Jesucristo es el Rey del Universo y de cada uno de nuestros corazones. Pero, para que entre en nuestra casa, para que reine eternamente al final de los tiempos, necesita nuestro sí: el fiat que, una vez llegada la plenitud de los tiempos (cf. Ga 4, 4), lo cambia todo.

Desde su venida hace más de dos mil años, la vida de Jesús de Nazaret es un canto al amor incondicional. Su reinado está escrito en cicatrices, porque su corona no es de oro ni de plata, sino de espinas.
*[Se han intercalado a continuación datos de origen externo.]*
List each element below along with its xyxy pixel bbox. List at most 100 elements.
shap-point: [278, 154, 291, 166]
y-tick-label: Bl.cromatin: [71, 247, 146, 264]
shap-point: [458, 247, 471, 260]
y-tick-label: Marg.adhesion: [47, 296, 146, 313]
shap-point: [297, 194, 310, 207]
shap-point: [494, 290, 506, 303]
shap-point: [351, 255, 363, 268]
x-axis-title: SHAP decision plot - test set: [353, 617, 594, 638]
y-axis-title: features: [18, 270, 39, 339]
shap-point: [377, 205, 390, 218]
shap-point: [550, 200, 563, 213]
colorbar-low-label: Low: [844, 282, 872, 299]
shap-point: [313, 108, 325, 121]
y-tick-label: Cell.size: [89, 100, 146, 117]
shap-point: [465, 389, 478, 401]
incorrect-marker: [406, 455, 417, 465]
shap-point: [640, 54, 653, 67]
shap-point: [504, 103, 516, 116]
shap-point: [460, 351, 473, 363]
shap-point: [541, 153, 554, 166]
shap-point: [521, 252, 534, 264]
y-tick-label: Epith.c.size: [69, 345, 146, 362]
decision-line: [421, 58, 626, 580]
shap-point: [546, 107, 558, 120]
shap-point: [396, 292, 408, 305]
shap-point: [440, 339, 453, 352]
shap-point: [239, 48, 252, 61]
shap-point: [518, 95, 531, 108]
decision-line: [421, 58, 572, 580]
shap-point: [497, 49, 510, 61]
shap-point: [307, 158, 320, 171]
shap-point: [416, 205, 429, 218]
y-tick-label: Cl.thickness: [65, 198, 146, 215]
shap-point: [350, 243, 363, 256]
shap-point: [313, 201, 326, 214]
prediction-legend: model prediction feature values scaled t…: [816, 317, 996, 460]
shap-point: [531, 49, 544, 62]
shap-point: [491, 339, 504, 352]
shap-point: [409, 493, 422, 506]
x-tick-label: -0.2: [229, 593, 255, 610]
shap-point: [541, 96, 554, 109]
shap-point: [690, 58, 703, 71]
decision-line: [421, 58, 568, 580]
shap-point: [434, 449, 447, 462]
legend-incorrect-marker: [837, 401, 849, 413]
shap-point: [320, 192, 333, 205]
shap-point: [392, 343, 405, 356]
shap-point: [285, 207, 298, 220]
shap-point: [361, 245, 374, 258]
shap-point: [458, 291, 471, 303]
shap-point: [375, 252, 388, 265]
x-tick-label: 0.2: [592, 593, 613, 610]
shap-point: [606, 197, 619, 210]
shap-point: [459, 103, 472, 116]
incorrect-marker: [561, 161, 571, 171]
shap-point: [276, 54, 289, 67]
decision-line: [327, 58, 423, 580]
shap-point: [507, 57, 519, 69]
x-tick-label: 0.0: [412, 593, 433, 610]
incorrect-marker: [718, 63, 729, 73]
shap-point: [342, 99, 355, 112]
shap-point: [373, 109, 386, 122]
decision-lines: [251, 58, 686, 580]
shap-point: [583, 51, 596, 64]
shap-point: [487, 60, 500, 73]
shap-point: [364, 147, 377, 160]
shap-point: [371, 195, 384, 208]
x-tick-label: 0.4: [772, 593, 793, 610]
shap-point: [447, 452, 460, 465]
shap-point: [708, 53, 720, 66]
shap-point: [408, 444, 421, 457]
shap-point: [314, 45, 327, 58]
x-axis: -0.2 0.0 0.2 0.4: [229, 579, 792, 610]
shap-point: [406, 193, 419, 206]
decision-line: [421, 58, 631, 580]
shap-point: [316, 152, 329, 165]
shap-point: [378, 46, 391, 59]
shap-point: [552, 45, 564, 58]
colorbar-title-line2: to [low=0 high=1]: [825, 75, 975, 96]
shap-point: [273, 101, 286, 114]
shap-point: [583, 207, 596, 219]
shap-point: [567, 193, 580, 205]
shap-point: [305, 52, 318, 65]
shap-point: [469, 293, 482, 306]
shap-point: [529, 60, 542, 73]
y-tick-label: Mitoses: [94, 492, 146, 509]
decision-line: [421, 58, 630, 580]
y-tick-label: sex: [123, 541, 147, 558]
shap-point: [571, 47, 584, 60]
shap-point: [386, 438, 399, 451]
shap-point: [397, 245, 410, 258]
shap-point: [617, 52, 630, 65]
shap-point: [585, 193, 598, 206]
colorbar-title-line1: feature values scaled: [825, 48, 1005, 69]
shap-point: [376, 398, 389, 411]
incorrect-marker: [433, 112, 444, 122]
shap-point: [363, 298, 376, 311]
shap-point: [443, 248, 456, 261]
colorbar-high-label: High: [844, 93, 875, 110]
Un Dios nacido en un pesebre, hecho niño, pobre y pan; que se entregó a todos, sin distinciones de ningún tipo, sin condición, sin barreras que fueran capaces de acallar el precio de su amor; hasta entregar su propia vida en una Cruz.
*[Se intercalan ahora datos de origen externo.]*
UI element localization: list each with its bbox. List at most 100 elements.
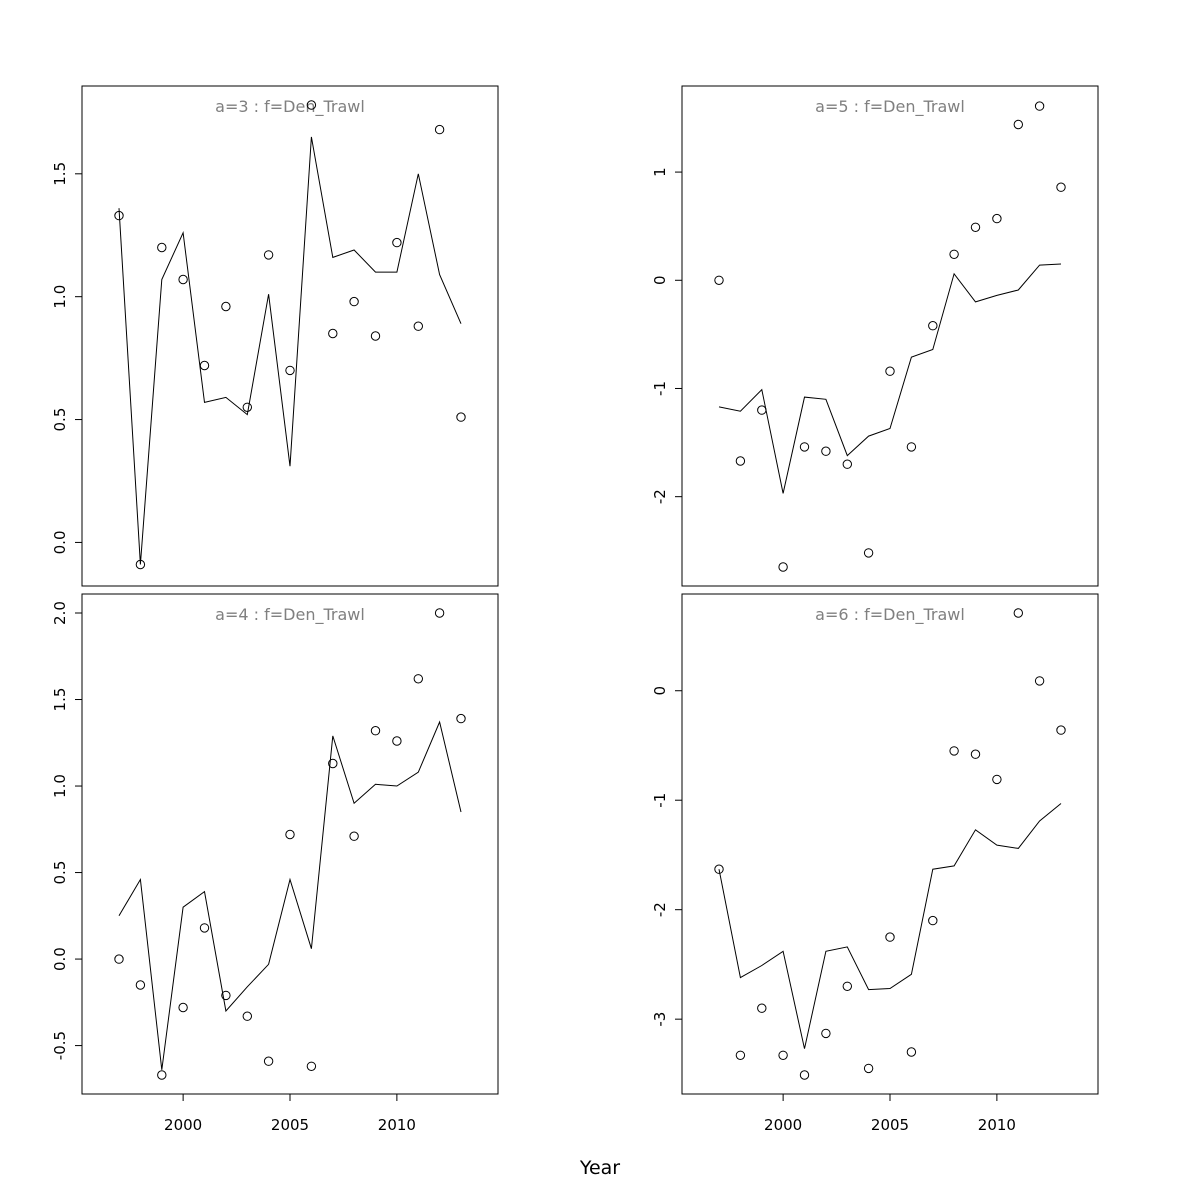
panel-4: a=6 : f=Den_Trawl -3 -2 -1 0 2000 2005 2010 <box>651 593 1099 1134</box>
observed-point <box>135 980 146 990</box>
observed-point <box>349 831 359 841</box>
observed-point <box>221 301 231 312</box>
y-tick-label: 1 <box>651 167 669 177</box>
observed-point <box>306 100 317 110</box>
y-tick-label: 0.5 <box>51 408 69 432</box>
observed-point <box>928 321 938 331</box>
observed-point <box>970 222 981 233</box>
observed-point <box>157 1070 167 1080</box>
observed-point <box>1056 182 1066 192</box>
observed-point <box>157 242 167 253</box>
observed-point <box>928 915 938 926</box>
observed-point <box>135 559 146 570</box>
x-axis-label: Year <box>579 1157 620 1179</box>
observed-point <box>306 1061 317 1072</box>
observed-point <box>949 746 959 756</box>
observed-point <box>799 442 810 452</box>
observed-point <box>778 562 788 572</box>
panel-1: a=3 : f=Den_Trawl 0.0 0.5 1.0 1.5 <box>51 85 499 587</box>
fitted-series-line <box>118 136 462 565</box>
y-tick-label: -3 <box>651 1012 669 1027</box>
panels: a=3 : f=Den_Trawl 0.0 0.5 1.0 1.5 a=5 : f=Den… <box>51 85 1099 1134</box>
observed-point <box>349 296 359 307</box>
observed-point <box>1056 725 1066 735</box>
y-tick-label: 0.5 <box>51 861 69 885</box>
y-tick-label: 0 <box>651 276 669 286</box>
observed-point <box>456 412 466 422</box>
x-tick-label: 2000 <box>164 1116 202 1134</box>
y-tick-label: 0.0 <box>51 530 69 554</box>
observed-point <box>199 923 210 933</box>
fitted-series-line <box>118 720 462 1070</box>
observed-point <box>821 446 831 456</box>
y-tick-label: 1.5 <box>51 162 69 186</box>
panel-2: a=5 : f=Den_Trawl -2 -1 0 1 <box>651 85 1099 587</box>
observed-point <box>456 713 466 724</box>
plot-frame <box>81 593 499 1095</box>
panel-3: a=4 : f=Den_Trawl -0.5 0.0 0.5 1.0 1.5 2.0 2000… <box>51 593 499 1134</box>
y-tick-label: 1.5 <box>51 688 69 712</box>
observed-point <box>735 1050 746 1061</box>
panel-title: a=5 : f=Den_Trawl <box>815 97 965 117</box>
observed-point <box>263 250 274 260</box>
observed-point <box>1034 101 1045 111</box>
fitted-series-line <box>718 803 1062 1049</box>
observed-point <box>413 674 423 684</box>
y-tick-label: -0.5 <box>51 1031 69 1060</box>
observed-point <box>328 758 338 769</box>
observed-point <box>757 1003 767 1013</box>
observed-point <box>392 237 402 248</box>
observed-point <box>434 124 445 135</box>
observed-point <box>842 459 852 469</box>
y-tick-label: 0.0 <box>51 947 69 971</box>
observed-point <box>178 274 188 285</box>
observed-point <box>114 210 124 221</box>
observed-point <box>992 774 1002 785</box>
observed-point <box>906 442 917 452</box>
observed-point <box>370 726 381 736</box>
observed-point <box>992 213 1002 224</box>
observed-point <box>392 736 402 746</box>
observed-point <box>1013 119 1023 130</box>
observed-point <box>970 749 981 759</box>
x-tick-label: 2010 <box>378 1116 416 1134</box>
y-tick-label: -2 <box>651 902 669 917</box>
observed-point <box>199 360 210 371</box>
panel-title: a=3 : f=Den_Trawl <box>215 97 365 117</box>
y-tick-label: 2.0 <box>51 601 69 625</box>
y-tick-label: -1 <box>651 793 669 808</box>
observed-point <box>370 331 381 341</box>
fitted-series-line <box>718 263 1062 494</box>
observed-point <box>285 829 295 840</box>
observed-point <box>1034 676 1045 686</box>
observed-point <box>714 275 724 285</box>
observed-point <box>242 402 253 412</box>
observed-point <box>263 1056 274 1066</box>
observed-point <box>821 1028 831 1039</box>
observed-point <box>285 365 295 376</box>
y-tick-label: 1.0 <box>51 774 69 798</box>
observed-point <box>885 932 895 942</box>
observed-point <box>949 249 959 260</box>
observed-point <box>328 328 338 339</box>
observed-point <box>863 548 874 558</box>
x-tick-label: 2010 <box>978 1116 1016 1134</box>
panel-title: a=4 : f=Den_Trawl <box>215 605 365 625</box>
observed-point <box>735 456 746 466</box>
observed-point <box>413 321 423 331</box>
observed-point <box>114 954 124 964</box>
observed-point <box>1013 608 1023 618</box>
observed-point <box>885 366 895 376</box>
observed-point <box>757 405 767 415</box>
observed-point <box>178 1002 188 1013</box>
panel-title: a=6 : f=Den_Trawl <box>815 605 965 625</box>
plot-frame <box>681 593 1099 1095</box>
plot-frame <box>81 85 499 587</box>
observed-point <box>906 1047 917 1057</box>
x-tick-label: 2005 <box>271 1116 309 1134</box>
x-tick-label: 2005 <box>871 1116 909 1134</box>
observed-point <box>714 864 724 874</box>
observed-point <box>842 981 852 991</box>
y-tick-label: -1 <box>651 381 669 396</box>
El Príncipe de los reyes de la tierra, quien fuera clavado por amor, «nos ama y nos ha absuelto de nuestros pecados por la virtud de su sangre y nos ha hecho reyes y sacerdotes de Dios su Padre» (Ap 1, 5-6). De esta forma, instauró su Reino en nosotros, en nuestros hogares y en nuestros ambientes. Un compromiso que configura, de principio a fin, nuestro ser creyente, pues nos envía a recorrer todos los rincones, todas las latitudes y todos los pueblos hasta que Jesucristo reine en el corazón de sus hermanos más vulnerables.

Hoy, el sepulcro vacío en Jerusalén perpetúa que, en el alma de la Resurrección, se sigue escribiendo nuestra vida: «Para esto he nacido y para esto he venido al mundo, para dar testimonio de la verdad» (Jn 18, 37).
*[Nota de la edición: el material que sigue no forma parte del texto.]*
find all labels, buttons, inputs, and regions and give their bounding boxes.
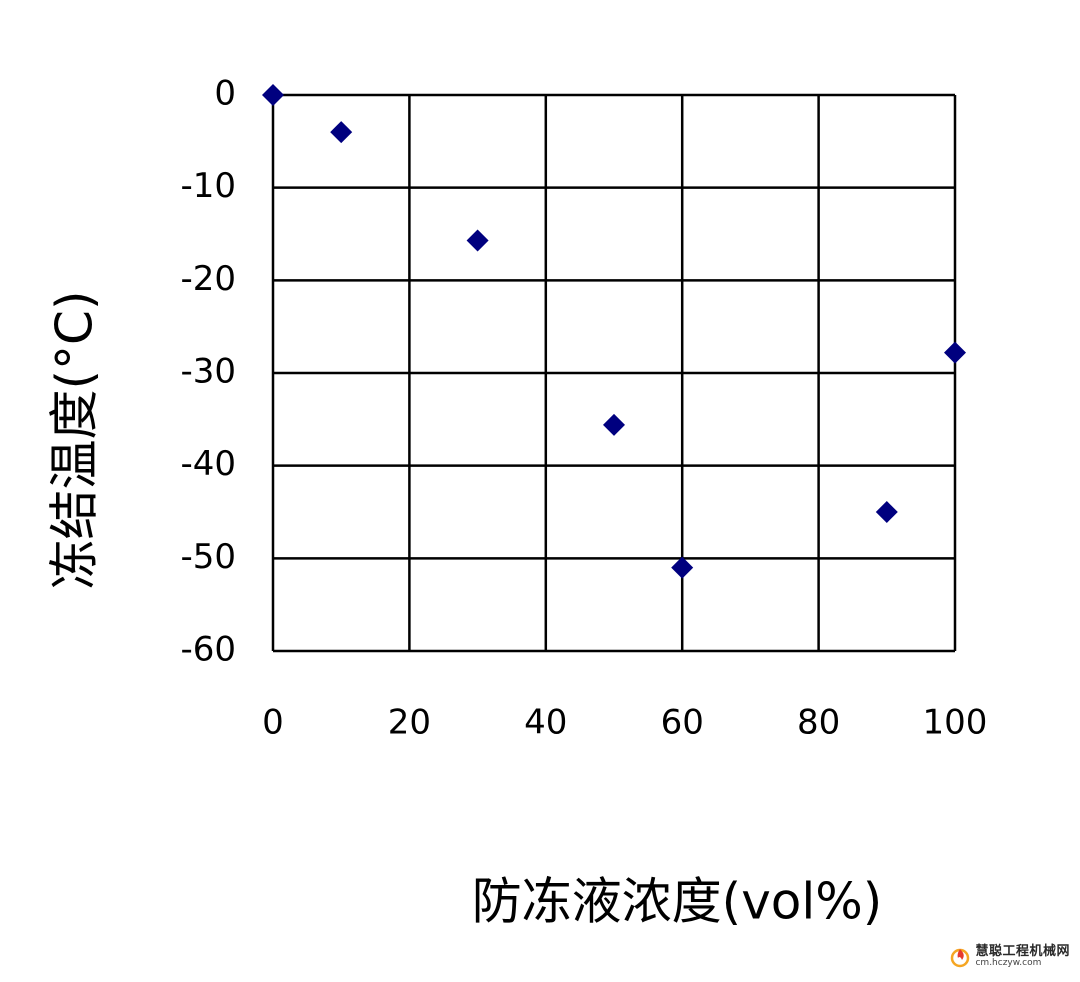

Un día como hoy hace 43 años, en la basílica de San Pedro, el Papa san Juan Pablo II invitaba a mirar «con los ojos de la fe bien abiertos y con el corazón pronto para dar la respuesta» a toda la verdad sobre Jesucristo Rey. «No solo porque se trata de una verdad que exige respuesta, por comprensión o por aceptación por parte del entendimiento», sino «por una respuesta que brota de toda la vida» (Homilía. 5).

El Reino de Cristo se manifiesta, como escribía el Santo Padre y como enseña el Concilio Vaticano II, en la «realeza» del ser humano. Es necesario que, bajo el umbral de esta mirada, «sepamos participar en toda esfera de la vida contemporánea y formarla» a la medida del Padre (Hom. 6). La meta es que su Reino esté cada vez más en nosotros: «Correspondámosle con el amor al que nos ha llamado, y amemos en Él siempre más la dignidad de cada hombre».

En un mundo donde el reinado del egoísmo, los intereses particulares, la avaricia, la injusticia y la violencia afean el rostro de Dios que se refleja en todo ser humano, necesitamos que el amor de Dios lave y purifique nuestras vidas y la semilla fecunda del Evangelio vuelva a sembrar la aridez de la tierra para que germine el vergel de Dios que es su Reino, que nos hace reconocernos hijos y hermanos.

El próximo fin de semana, los catequistas de la Archidiócesis celebrarán su encuentro de inicio de curso. Por eso, mientras recorremos una senda de dignidad que pone al Dios-amor en el corazón del hombre, recordamos la importancia de los catequistas para ser apóstoles de su Reino, de su Cuerpo, de su Corona. Un Reino que, aunque no es de este mundo –«Si mi reino fuera de este mundo, mi guardia habría luchado para que no cayera en manos de los judíos. Pero mi reino no es de aquí» (Jn 18, 36)–, necesita de testigos valientes que anuncien y edifiquen este Reino, que den a conocer el amor de Dios y desde él se atrevan a dar de comer a los hambrientos, a dar de beber a los sedientos, a hospedar a los forasteros, a vestir a los desnudos, a cuidar a los enfermos y a visitar a los encarcelados (cf. Mt, 31-46).

Queridos catequistas: haced de vuestra vida una bienaventuranza eterna, donde la enseñanza del Evangelio inunde vuestras almas para que, después, podáis empapar las de aquellos que el Padre pone en vuestras manos. La vida de Cristo, siendo Rey, fue un continuo lavatorio de pies. Haced vosotros lo mismo: imitad a tantos testigos que promulgaron públicamente que Jesucristo es Rey de misericordia y de paz, el Señor amoroso de nuestras vidas, el Principio y el Fin de todo el Universo.

Que la Virgen María, Madre de Jesucristo Rey del Universo y, en Él, madre nuestra, interceda en cada uno de nuestros pasos para que consigamos ser, a imagen y semejanza suya, apóstoles y servidores de un Reino saciado de justicia, de paz y de amor.

Con gran afecto, pido a Dios que os bendiga.